Ecosyste.ms: Awesome

An open API service indexing awesome lists of open source software.

Awesome Lists | Featured Topics | Projects

https://github.com/webis-de/pytorch-window-matmul

a custom CUDA kernel for windowed matrix multiplication
https://github.com/webis-de/pytorch-window-matmul

cuda cuda-kernel pytorch

Last synced: about 2 months ago
JSON representation

a custom CUDA kernel for windowed matrix multiplication

Awesome Lists containing this project

README

        

# Pytorch Window Matmul

## Description

This repository contains a custom PyTorch CUDA kernel for batched windowed matrix multiplication. This is particularly useful for the windowed local attention in sparse attention transformer models such as [BigBird](https://proceedings.neurips.cc/paper/2020/hash/c8512d142a2d849725f31a9a7a361ab9-Abstract.html) and [Longformer](https://arxiv.org/abs/2004.05150). Given two matrices $Q$ and $K$ of size (B, M, N) and (B, N, M) it computes the windowed diagonal of the batched matrix product $QK = A$ for a window size $w$. An entry $a_{i,j} = \sum_{k=1}^N Q_{i,k} \cdot K_{k,i + j - w}$ and $A$ has size (B, M, 2w + 1). The image below gives an example for M = 10 and $w$ = 2. The window extends $w$ entries to left and right of the diagonal. Any entries outside the window are set to zero.

![example diagonal matrix](assets/attention.svg)
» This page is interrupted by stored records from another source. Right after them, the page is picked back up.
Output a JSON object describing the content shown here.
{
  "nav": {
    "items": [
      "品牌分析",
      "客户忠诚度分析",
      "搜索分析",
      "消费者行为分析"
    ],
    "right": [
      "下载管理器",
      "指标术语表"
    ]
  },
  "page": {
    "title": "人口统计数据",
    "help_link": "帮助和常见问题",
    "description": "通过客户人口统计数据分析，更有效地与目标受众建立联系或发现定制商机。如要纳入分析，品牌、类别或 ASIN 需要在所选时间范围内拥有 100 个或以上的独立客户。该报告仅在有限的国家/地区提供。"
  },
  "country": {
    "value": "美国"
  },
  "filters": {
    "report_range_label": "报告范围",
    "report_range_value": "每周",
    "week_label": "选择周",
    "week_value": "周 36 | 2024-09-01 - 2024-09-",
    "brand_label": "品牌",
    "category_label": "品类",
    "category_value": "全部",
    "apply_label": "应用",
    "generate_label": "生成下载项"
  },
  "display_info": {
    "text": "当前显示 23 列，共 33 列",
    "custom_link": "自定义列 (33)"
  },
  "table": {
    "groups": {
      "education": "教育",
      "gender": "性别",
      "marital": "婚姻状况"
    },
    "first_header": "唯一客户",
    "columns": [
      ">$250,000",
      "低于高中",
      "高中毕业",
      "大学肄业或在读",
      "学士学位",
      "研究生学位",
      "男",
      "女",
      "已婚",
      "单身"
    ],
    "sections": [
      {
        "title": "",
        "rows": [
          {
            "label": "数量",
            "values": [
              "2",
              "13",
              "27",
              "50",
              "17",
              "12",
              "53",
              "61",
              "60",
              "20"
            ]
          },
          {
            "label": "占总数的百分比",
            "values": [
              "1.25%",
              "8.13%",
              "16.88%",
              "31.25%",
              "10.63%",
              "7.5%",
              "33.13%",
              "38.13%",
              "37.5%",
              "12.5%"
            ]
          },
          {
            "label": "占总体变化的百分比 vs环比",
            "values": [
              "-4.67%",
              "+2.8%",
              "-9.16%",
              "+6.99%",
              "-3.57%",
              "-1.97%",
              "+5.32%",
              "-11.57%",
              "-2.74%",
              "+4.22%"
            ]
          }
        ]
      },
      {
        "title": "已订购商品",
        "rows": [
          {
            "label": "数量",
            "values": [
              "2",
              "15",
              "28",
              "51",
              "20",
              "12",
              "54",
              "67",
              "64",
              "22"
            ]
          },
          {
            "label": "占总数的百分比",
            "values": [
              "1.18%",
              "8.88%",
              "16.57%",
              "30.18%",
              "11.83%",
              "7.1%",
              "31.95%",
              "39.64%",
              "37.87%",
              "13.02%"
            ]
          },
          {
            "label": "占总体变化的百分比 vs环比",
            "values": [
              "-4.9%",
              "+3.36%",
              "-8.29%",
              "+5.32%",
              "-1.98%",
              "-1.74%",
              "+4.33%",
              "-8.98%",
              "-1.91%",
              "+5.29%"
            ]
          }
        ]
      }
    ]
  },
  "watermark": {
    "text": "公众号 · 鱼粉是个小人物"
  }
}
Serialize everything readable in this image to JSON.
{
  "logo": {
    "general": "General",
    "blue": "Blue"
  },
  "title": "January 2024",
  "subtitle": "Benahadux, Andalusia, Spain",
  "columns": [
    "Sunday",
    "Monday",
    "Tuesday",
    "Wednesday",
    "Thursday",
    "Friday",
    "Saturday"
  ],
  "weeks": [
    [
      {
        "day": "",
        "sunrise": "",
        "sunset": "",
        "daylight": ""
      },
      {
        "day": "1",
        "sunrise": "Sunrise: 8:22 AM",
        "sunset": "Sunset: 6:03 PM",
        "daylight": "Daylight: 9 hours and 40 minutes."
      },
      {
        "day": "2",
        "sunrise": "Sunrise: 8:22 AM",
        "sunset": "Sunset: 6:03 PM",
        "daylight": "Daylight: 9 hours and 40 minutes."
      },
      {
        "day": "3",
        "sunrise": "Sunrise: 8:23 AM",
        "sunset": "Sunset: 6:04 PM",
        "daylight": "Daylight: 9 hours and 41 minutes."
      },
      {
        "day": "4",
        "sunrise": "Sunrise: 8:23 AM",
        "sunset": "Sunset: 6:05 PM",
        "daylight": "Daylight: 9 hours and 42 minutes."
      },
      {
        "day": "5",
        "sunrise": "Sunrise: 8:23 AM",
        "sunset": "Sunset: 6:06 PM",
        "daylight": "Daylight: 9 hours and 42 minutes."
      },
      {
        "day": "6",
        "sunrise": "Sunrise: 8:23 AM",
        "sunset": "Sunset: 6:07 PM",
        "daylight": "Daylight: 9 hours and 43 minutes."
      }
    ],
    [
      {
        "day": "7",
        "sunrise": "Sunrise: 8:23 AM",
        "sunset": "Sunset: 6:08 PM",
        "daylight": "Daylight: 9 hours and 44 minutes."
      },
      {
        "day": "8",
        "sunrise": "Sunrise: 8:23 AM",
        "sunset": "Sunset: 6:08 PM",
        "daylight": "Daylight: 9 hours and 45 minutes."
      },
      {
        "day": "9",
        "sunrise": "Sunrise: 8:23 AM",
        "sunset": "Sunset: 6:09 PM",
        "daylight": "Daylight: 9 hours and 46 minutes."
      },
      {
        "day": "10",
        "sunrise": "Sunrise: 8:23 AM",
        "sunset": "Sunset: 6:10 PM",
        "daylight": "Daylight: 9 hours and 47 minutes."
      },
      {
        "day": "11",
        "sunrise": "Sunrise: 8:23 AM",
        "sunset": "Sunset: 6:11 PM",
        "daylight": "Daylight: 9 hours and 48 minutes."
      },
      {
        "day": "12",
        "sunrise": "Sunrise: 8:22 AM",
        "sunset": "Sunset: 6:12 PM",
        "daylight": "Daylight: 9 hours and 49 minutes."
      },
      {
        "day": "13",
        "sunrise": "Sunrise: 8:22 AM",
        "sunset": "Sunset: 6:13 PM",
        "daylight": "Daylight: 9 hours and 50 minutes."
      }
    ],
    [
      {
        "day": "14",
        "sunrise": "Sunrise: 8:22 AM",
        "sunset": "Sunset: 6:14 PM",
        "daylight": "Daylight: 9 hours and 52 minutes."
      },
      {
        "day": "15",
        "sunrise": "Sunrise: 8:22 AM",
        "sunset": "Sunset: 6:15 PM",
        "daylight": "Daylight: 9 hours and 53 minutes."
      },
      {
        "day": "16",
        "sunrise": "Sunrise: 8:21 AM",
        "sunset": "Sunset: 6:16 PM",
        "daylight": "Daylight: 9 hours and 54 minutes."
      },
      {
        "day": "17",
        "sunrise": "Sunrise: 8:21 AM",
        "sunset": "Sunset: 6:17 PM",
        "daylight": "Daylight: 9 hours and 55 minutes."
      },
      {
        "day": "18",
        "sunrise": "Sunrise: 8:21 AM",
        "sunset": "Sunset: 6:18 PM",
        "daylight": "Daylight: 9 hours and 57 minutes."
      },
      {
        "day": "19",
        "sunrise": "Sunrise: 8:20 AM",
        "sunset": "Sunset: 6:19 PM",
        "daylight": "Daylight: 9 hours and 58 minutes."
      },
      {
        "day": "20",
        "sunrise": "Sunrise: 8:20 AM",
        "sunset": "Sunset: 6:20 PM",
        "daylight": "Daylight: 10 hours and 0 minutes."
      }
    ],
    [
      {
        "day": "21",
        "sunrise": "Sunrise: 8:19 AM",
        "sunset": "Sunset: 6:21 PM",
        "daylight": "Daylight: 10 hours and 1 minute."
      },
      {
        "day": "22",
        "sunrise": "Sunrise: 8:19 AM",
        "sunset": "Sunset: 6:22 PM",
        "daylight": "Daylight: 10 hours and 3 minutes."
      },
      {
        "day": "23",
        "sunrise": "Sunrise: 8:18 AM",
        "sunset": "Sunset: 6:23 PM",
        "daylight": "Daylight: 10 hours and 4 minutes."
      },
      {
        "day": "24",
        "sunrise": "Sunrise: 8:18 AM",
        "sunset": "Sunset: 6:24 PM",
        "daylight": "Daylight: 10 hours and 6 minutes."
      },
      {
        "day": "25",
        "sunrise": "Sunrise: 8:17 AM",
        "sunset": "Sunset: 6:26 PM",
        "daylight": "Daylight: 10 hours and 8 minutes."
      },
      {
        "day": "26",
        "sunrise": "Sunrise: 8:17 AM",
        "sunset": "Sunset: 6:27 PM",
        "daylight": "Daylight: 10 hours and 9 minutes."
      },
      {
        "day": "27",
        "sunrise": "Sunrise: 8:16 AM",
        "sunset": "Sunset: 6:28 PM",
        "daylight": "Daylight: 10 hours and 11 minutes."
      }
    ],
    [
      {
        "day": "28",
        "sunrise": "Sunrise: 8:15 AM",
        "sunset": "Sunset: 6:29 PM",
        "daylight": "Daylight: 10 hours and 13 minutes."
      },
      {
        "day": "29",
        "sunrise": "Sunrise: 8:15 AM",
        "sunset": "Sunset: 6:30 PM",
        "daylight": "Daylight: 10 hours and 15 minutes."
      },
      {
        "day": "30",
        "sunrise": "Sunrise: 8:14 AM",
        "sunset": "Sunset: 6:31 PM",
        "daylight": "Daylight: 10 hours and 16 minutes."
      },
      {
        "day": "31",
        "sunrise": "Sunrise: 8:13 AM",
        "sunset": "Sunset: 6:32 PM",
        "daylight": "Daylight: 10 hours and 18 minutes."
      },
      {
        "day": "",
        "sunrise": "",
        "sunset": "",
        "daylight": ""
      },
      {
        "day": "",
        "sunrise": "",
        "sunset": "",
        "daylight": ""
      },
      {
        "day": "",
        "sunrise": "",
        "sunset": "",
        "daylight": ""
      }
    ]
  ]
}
To complete the windowed attention operation, the attention matrix $A$ needs to be multiplied with another matrix $V$. Here the windowed matrix needs to unraveled and multiplied with the correct windowed entries in $V$. We call this the "unwindow" operation. An entry of the output matrix $O$ is given by $o_{i,k} = \sum_{j=1}^{2w + 1} a_{i,j} \cdot v_{i + j - w, k}$ and $O$ has size (B, M, N).

## Installation and Usage

Be sure to have the cudatoolkit installed before running pip install. We recommend installing the cudatoolkit using conda.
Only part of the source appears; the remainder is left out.